As it prepares for 2014, the Government will also be particularly mindful of the lessons learned since the election, that a ‘grown-up government’ cannot proceed on the basis of three word slogans such as ‘stop the boats’, which served it well in Opposition, but provides no practical direction in the development of workable and saleable public policy. There is much to be done to repair relationships with Indonesia, and the Prime Minister and Foreign Minister will need to do better for this to occur in 2014, when the public may also begin to tire of the Immigration Minister’s secretive approach to the success or otherwise of his border protection policy. Voters expect to see policy working, or at the very least, reasoned explanations of failure.
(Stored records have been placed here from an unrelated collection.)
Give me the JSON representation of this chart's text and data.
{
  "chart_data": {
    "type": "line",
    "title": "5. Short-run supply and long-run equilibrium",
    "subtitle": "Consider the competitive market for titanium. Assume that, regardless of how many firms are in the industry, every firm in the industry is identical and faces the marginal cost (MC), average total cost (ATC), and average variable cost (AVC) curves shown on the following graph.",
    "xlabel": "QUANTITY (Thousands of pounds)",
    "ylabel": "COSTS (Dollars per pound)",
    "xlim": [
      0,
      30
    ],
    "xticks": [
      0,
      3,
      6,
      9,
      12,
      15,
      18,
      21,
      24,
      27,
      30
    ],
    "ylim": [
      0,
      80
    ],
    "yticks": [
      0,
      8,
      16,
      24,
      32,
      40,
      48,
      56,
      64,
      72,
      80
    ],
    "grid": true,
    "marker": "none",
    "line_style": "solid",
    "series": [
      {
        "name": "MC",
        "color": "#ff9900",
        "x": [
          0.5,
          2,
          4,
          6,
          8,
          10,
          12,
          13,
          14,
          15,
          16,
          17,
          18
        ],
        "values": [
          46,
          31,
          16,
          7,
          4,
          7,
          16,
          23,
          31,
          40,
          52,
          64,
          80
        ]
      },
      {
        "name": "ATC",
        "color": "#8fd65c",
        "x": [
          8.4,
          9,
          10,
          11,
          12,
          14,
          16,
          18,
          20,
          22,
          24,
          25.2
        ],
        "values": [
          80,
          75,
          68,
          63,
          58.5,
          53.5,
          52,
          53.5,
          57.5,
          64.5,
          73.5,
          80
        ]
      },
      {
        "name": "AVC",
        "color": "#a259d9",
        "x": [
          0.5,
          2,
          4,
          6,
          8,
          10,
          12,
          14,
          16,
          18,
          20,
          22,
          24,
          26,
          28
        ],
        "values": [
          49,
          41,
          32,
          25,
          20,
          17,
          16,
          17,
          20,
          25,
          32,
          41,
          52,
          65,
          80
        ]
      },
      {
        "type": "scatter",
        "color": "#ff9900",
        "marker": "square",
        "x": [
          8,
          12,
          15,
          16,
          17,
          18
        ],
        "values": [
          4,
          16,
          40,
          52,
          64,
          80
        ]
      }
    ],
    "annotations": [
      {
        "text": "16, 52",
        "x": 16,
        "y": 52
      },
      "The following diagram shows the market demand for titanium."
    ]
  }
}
Meanwhile, the ALP’s new leadership selection rules secure Bill Shorten’s position to provide space for a shift from the obsessive focus on itself that prevented the party from functioning effectively in Government. The ‘faceless men’, including Shorten himself, will have to turn their attention from power grabbing game playing to serious policy making. The required cultural shift is a significant one, as the ALP’s entrenched factional system is concerned with advancing relative power and personalities, not with advancing ideas. While Shorten did enjoy significant policy success as minister responsible for the National Disability Insurance Scheme, it will require a concerted effort for this, rather than his instrumental role in bringing down two Prime Ministers to emerge as the foundation on which he builds his leadership.
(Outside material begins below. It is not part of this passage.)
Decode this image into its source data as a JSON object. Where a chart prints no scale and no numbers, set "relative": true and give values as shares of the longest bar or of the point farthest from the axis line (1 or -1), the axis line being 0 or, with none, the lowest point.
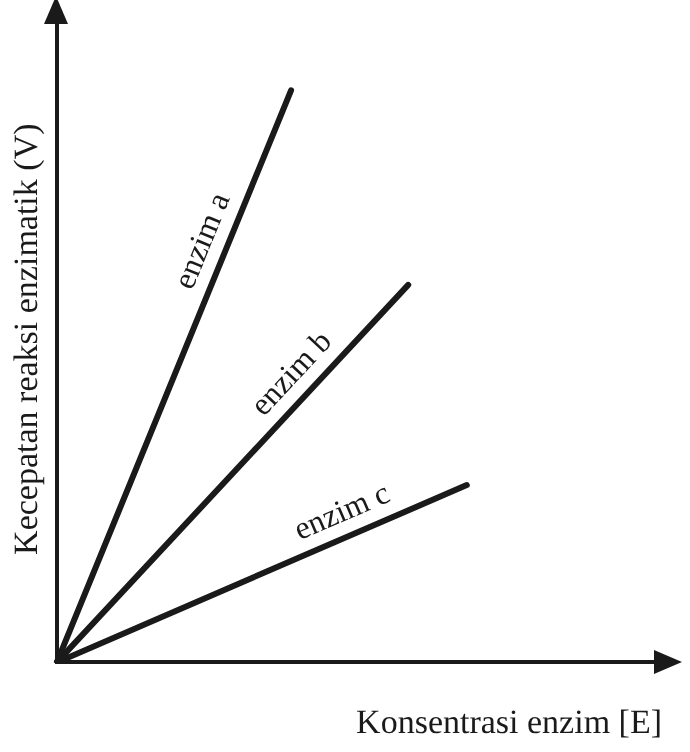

The by-election in Kevin Rudd’s seat of Griffith and the probability of a re-election of Senators in Western Australia, following the loss of ballot papers from the September 2013 election, provide early opportunities for the ALP to re-focus and present voters with an alternative vision, while Tony Abbott has already suggested that the W.A. election provides voters with an opportunity to affirm the Government’s intention to repeal the carbon and mining taxes. However, Labor will want to shift the debate to an alternative path to budget surplus than that being proposed by the Government. It is in their attitudes to budgets that political parties have the best opportunity to differentiate themselves and outline a particular philosophical vision as they set areas of spending priority alongside proposing the ways in which the burden of spending cuts ought to be distributed.